I voted "polyamory and monogamy can't be compared like that" because...um... they can't.

JaneQSmythe 05-24-2012 01:35 PM

Better in what way?
Good for whom?
Which people?
Which cultural context?

I think it would be possible to set up studies to compare monogamy vs. poly for some particular parameter that was accepted as good/better: say - asking people how happy they are with their relationship structure on a ten point scale - and then comparing the two averages. But then, to be truly rigorous, you would have to get all of the participants in the study to switch to the other relationship structure and rate their happiness there (perhaps people who choose poly relationships are happier - or less happy - in ANY relationship).

So much depends on the individuals involved and what is better for them. Even if you did the "happiness study" above and showed that, on average, one was "better" than the other - that doesn't say anything about what is better for individual people in specific circumstances.

Which is why I said that they "shouldn't" be compared that way - not that they "can't".

kdt26417 05-24-2012 02:40 PM

@ km34: Good post, thanks for your explanation.

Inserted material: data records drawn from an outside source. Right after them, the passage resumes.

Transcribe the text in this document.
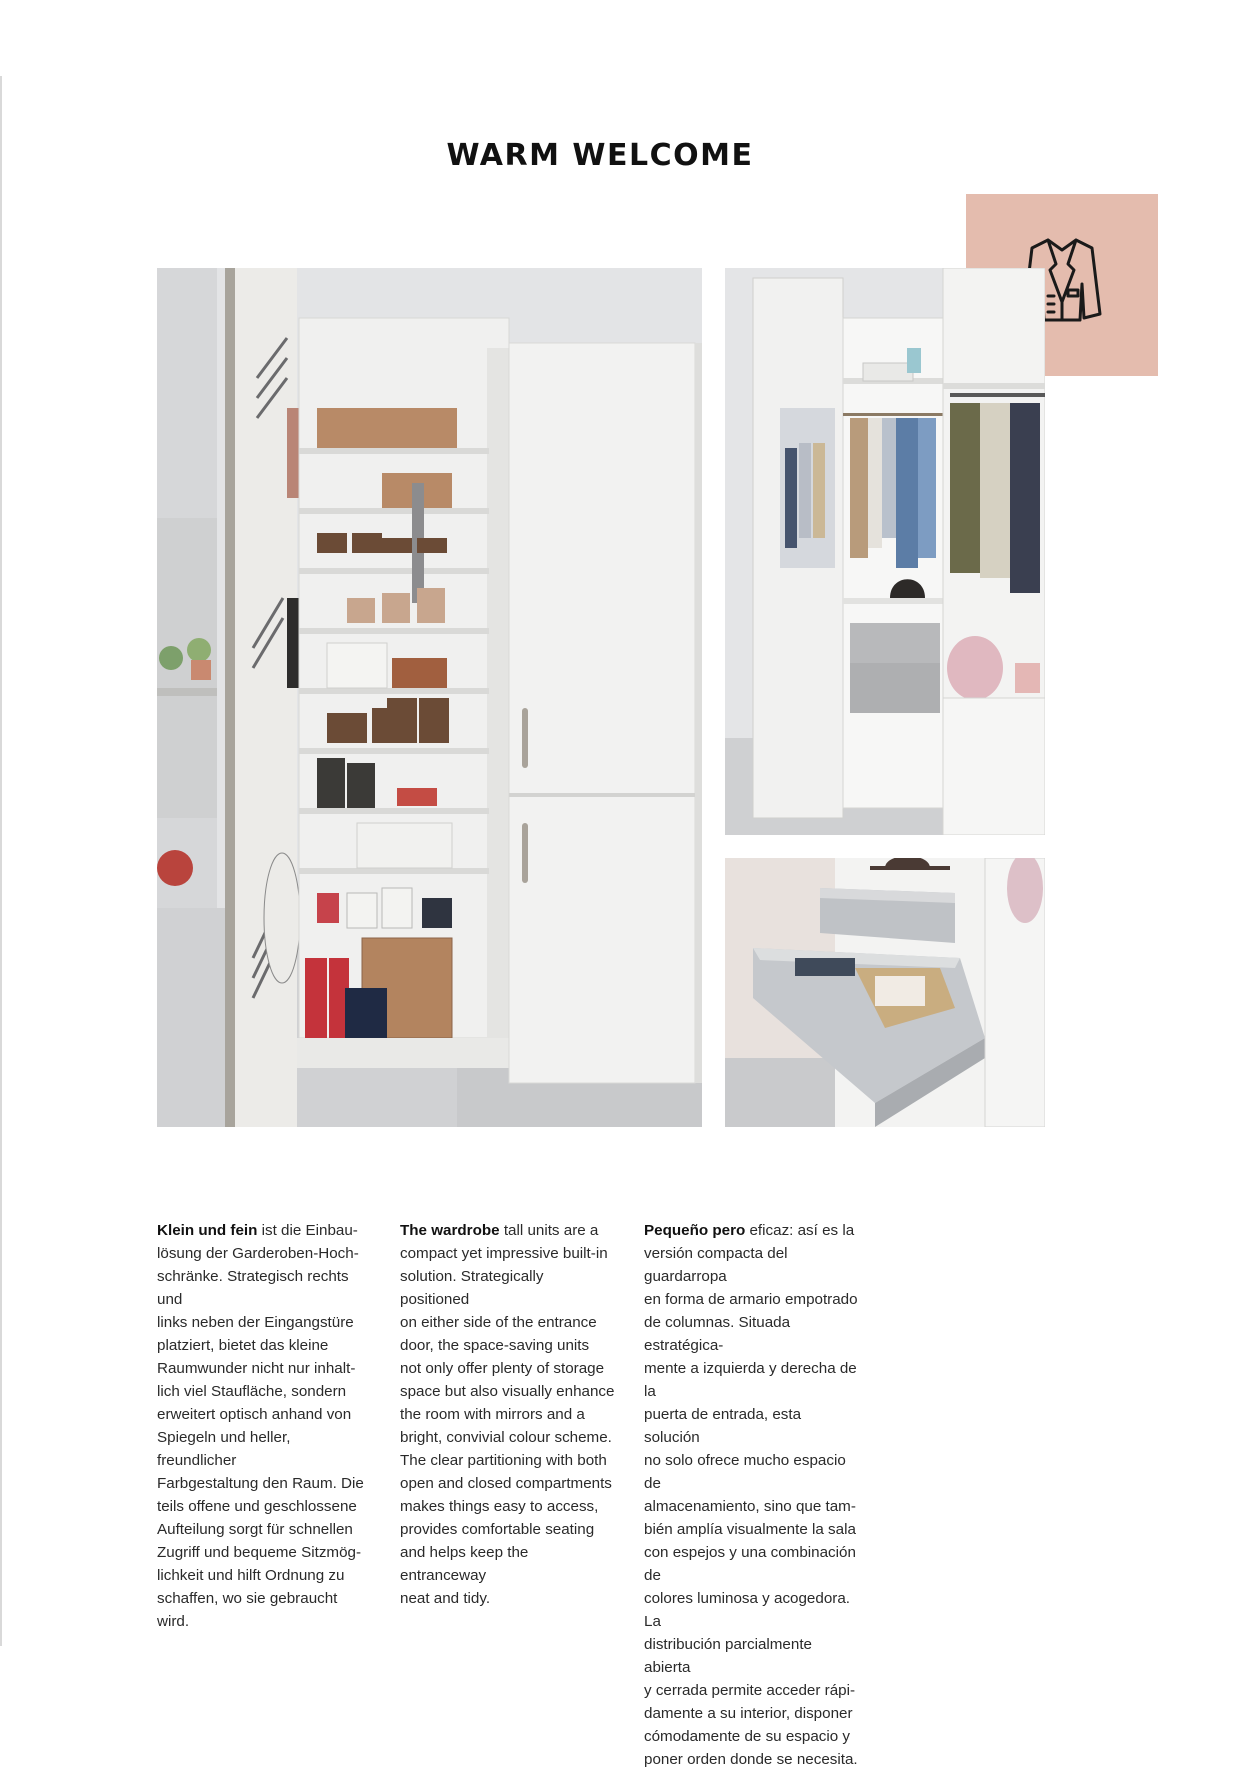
WARM WELCOME

Klein und fein ist die Einbau-
lösung der Garderoben-Hoch-
schränke. Strategisch rechts und
links neben der Eingangstüre
platziert, bietet das kleine
Raumwunder nicht nur inhalt-
lich viel Staufläche, sondern
erweitert optisch anhand von
Spiegeln und heller, freundlicher
Farbgestaltung den Raum. Die
teils offene und geschlossene
Aufteilung sorgt für schnellen
Zugriff und bequeme Sitzmög-
lichkeit und hilft Ordnung zu
schaffen, wo sie gebraucht wird.

The wardrobe tall units are a
compact yet impressive built-in
solution. Strategically positioned
on either side of the entrance
door, the space-saving units
not only offer plenty of storage
space but also visually enhance
the room with mirrors and a
bright, convivial colour scheme.
The clear partitioning with both
open and closed compartments
makes things easy to access,
provides comfortable seating
and helps keep the entranceway
neat and tidy.

Pequeño pero eficaz: así es la
versión compacta del guardarropa
en forma de armario empotrado
de columnas. Situada estratégica-
mente a izquierda y derecha de la
puerta de entrada, esta solución
no solo ofrece mucho espacio de
almacenamiento, sino que tam-
bién amplía visualmente la sala
con espejos y una combinación de
colores luminosa y acogedora. La
distribución parcialmente abierta
y cerrada permite acceder rápi-
damente a su interior, disponer
cómodamente de su espacio y
poner orden donde se necesita.
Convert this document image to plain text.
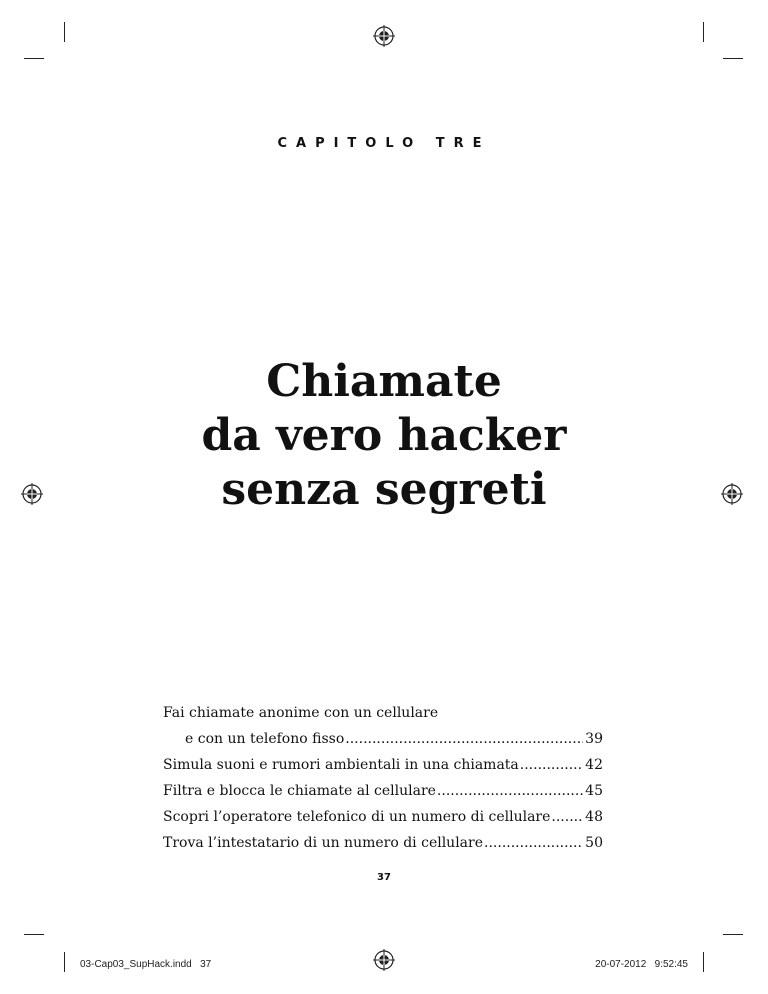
CAPITOLO TRE
Chiamate
da vero hacker
senza segreti
Fai chiamate anonime con un cellulare
e con un telefono fisso .....	39
Simula suoni e rumori ambientali in una chiamata .....	42
Filtra e blocca le chiamate al cellulare .....	45
Scopri l’operatore telefonico di un numero di cellulare ..... 48
Trova l’intestatario di un numero di cellulare .....	50
37
03-Cap03_SupHack.indd   37	20-07-2012   9:52:45
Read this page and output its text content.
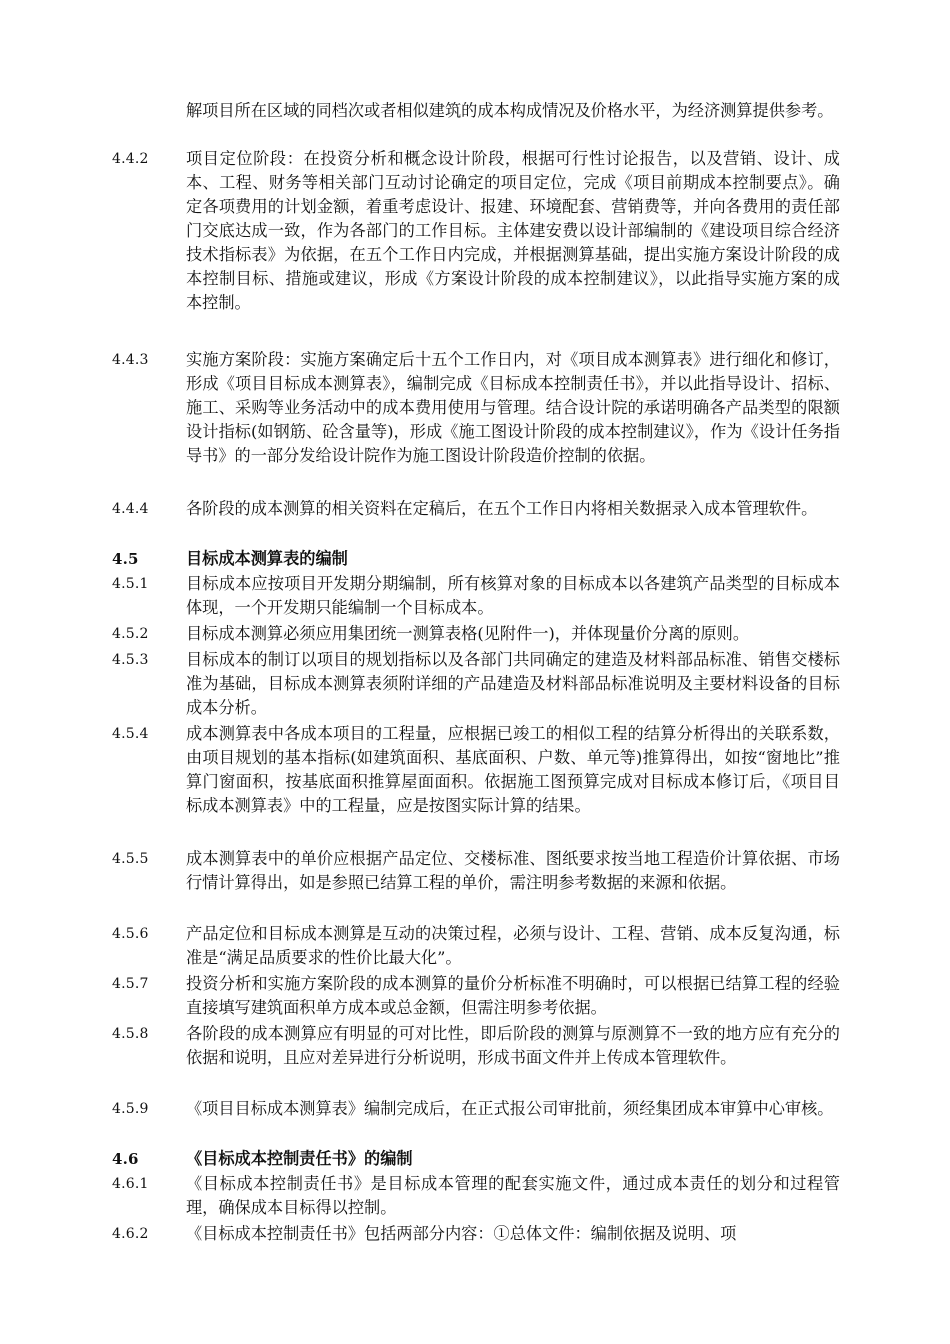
解项目所在区域的同档次或者相似建筑的成本构成情况及价格水平，为经济测算提供参考。
4.4.2	项目定位阶段：在投资分析和概念设计阶段，根据可行性讨论报告，以及营销、设计、成本、工程、财务等相关部门互动讨论确定的项目定位，完成《项目前期成本控制要点》。确定各项费用的计划金额，着重考虑设计、报建、环境配套、营销费等，并向各费用的责任部门交底达成一致，作为各部门的工作目标。主体建安费以设计部编制的《建设项目综合经济技术指标表》为依据，在五个工作日内完成，并根据测算基础，提出实施方案设计阶段的成本控制目标、措施或建议，形成《方案设计阶段的成本控制建议》，以此指导实施方案的成本控制。
4.4.3	实施方案阶段：实施方案确定后十五个工作日内，对《项目成本测算表》进行细化和修订，形成《项目目标成本测算表》，编制完成《目标成本控制责任书》，并以此指导设计、招标、施工、采购等业务活动中的成本费用使用与管理。结合设计院的承诺明确各产品类型的限额设计指标(如钢筋、砼含量等)，形成《施工图设计阶段的成本控制建议》，作为《设计任务指导书》的一部分发给设计院作为施工图设计阶段造价控制的依据。
4.4.4	各阶段的成本测算的相关资料在定稿后，在五个工作日内将相关数据录入成本管理软件。
4.5	目标成本测算表的编制
4.5.1	目标成本应按项目开发期分期编制，所有核算对象的目标成本以各建筑产品类型的目标成本体现，一个开发期只能编制一个目标成本。
4.5.2	目标成本测算必须应用集团统一测算表格(见附件一)，并体现量价分离的原则。
4.5.3	目标成本的制订以项目的规划指标以及各部门共同确定的建造及材料部品标准、销售交楼标准为基础，目标成本测算表须附详细的产品建造及材料部品标准说明及主要材料设备的目标成本分析。
4.5.4	成本测算表中各成本项目的工程量，应根据已竣工的相似工程的结算分析得出的关联系数，由项目规划的基本指标(如建筑面积、基底面积、户数、单元等)推算得出，如按“窗地比”推算门窗面积，按基底面积推算屋面面积。依据施工图预算完成对目标成本修订后，《项目目标成本测算表》中的工程量，应是按图实际计算的结果。
4.5.5	成本测算表中的单价应根据产品定位、交楼标准、图纸要求按当地工程造价计算依据、市场行情计算得出，如是参照已结算工程的单价，需注明参考数据的来源和依据。
4.5.6	产品定位和目标成本测算是互动的决策过程，必须与设计、工程、营销、成本反复沟通，标准是“满足品质要求的性价比最大化”。
4.5.7	投资分析和实施方案阶段的成本测算的量价分析标准不明确时，可以根据已结算工程的经验直接填写建筑面积单方成本或总金额，但需注明参考依据。
4.5.8	各阶段的成本测算应有明显的可对比性，即后阶段的测算与原测算不一致的地方应有充分的依据和说明，且应对差异进行分析说明，形成书面文件并上传成本管理软件。
4.5.9	《项目目标成本测算表》编制完成后，在正式报公司审批前，须经集团成本审算中心审核。
4.6	《目标成本控制责任书》的编制
4.6.1	《目标成本控制责任书》是目标成本管理的配套实施文件，通过成本责任的划分和过程管理，确保成本目标得以控制。
4.6.2	《目标成本控制责任书》包括两部分内容：①总体文件：编制依据及说明、项
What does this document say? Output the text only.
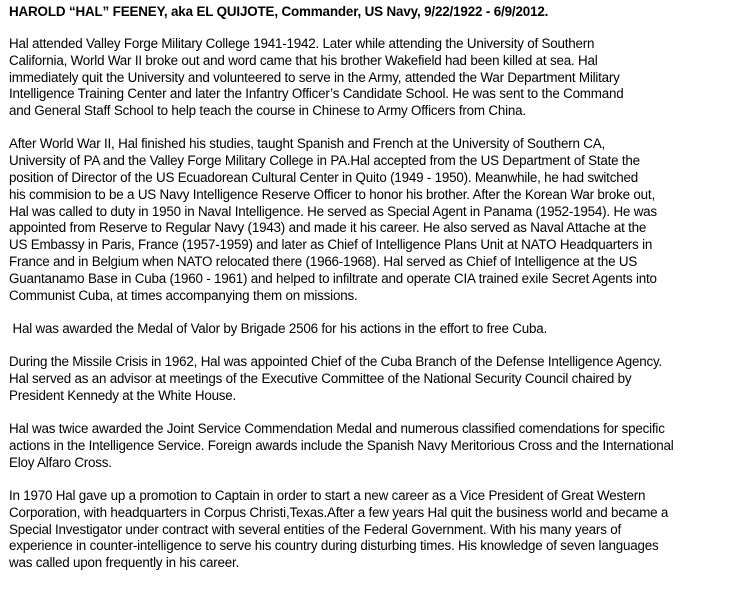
HAROLD “HAL” FEENEY, aka EL QUIJOTE, Commander, US Navy, 9/22/1922 - 6/9/2012.
Hal attended Valley Forge Military College 1941-1942. Later while attending the University of Southern
California, World War II broke out and word came that his brother Wakefield had been killed at sea. Hal
immediately quit the University and volunteered to serve in the Army, attended the War Department Military
Intelligence Training Center and later the Infantry Officer’s Candidate School. He was sent to the Command
and General Staff School to help teach the course in Chinese to Army Officers from China.
After World War II, Hal finished his studies, taught Spanish and French at the University of Southern CA,
University of PA and the Valley Forge Military College in PA.Hal accepted from the US Department of State the
position of Director of the US Ecuadorean Cultural Center in Quito (1949 - 1950). Meanwhile, he had switched
his commision to be a US Navy Intelligence Reserve Officer to honor his brother. After the Korean War broke out,
Hal was called to duty in 1950 in Naval Intelligence. He served as Special Agent in Panama (1952-1954). He was
appointed from Reserve to Regular Navy (1943) and made it his career. He also served as Naval Attache at the
US Embassy in Paris, France (1957-1959) and later as Chief of Intelligence Plans Unit at NATO Headquarters in
France and in Belgium when NATO relocated there (1966-1968). Hal served as Chief of Intelligence at the US
Guantanamo Base in Cuba (1960 - 1961) and helped to infiltrate and operate CIA trained exile Secret Agents into
Communist Cuba, at times accompanying them on missions.
Hal was awarded the Medal of Valor by Brigade 2506 for his actions in the effort to free Cuba.
During the Missile Crisis in 1962, Hal was appointed Chief of the Cuba Branch of the Defense Intelligence Agency.
Hal served as an advisor at meetings of the Executive Committee of the National Security Council chaired by
President Kennedy at the White House.
Hal was twice awarded the Joint Service Commendation Medal and numerous classified comendations for specific
actions in the Intelligence Service. Foreign awards include the Spanish Navy Meritorious Cross and the International
Eloy Alfaro Cross.
In 1970 Hal gave up a promotion to Captain in order to start a new career as a Vice President of Great Western
Corporation, with headquarters in Corpus Christi,Texas.After a few years Hal quit the business world and became a
Special Investigator under contract with several entities of the Federal Government. With his many years of
experience in counter-intelligence to serve his country during disturbing times. His knowledge of seven languages
was called upon frequently in his career.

I can't argue about there being too many unknowns for an accurate comparison.

@ NY: It looks like "can't be compared" is going to be the majority view, though I'm curious to see if there's any exceptions.

@ Jane Q: It's true that we have many squishy boundaries here. It's not a very scientific study, just a collection of opinions.

ThatGirlInGray 05-25-2012 04:35 AM

I voted as equally good, but I was thinking in terms of theoretical, ideal relationship structures. I wasn't thinking in terms of practical applications. All other things being equal (honesty, partners having compatible needs/wants, it being an acceptable situation to everyone involved, etc) I don't think one relationship structure is inherently better than the other. They both have their pluses and minuses (possibility for a bigger support network with poly, but double or triple the work and schedule juggling!)

kdt26417 05-25-2012 07:13 PM

Yeah, that was kind of my feeling on it.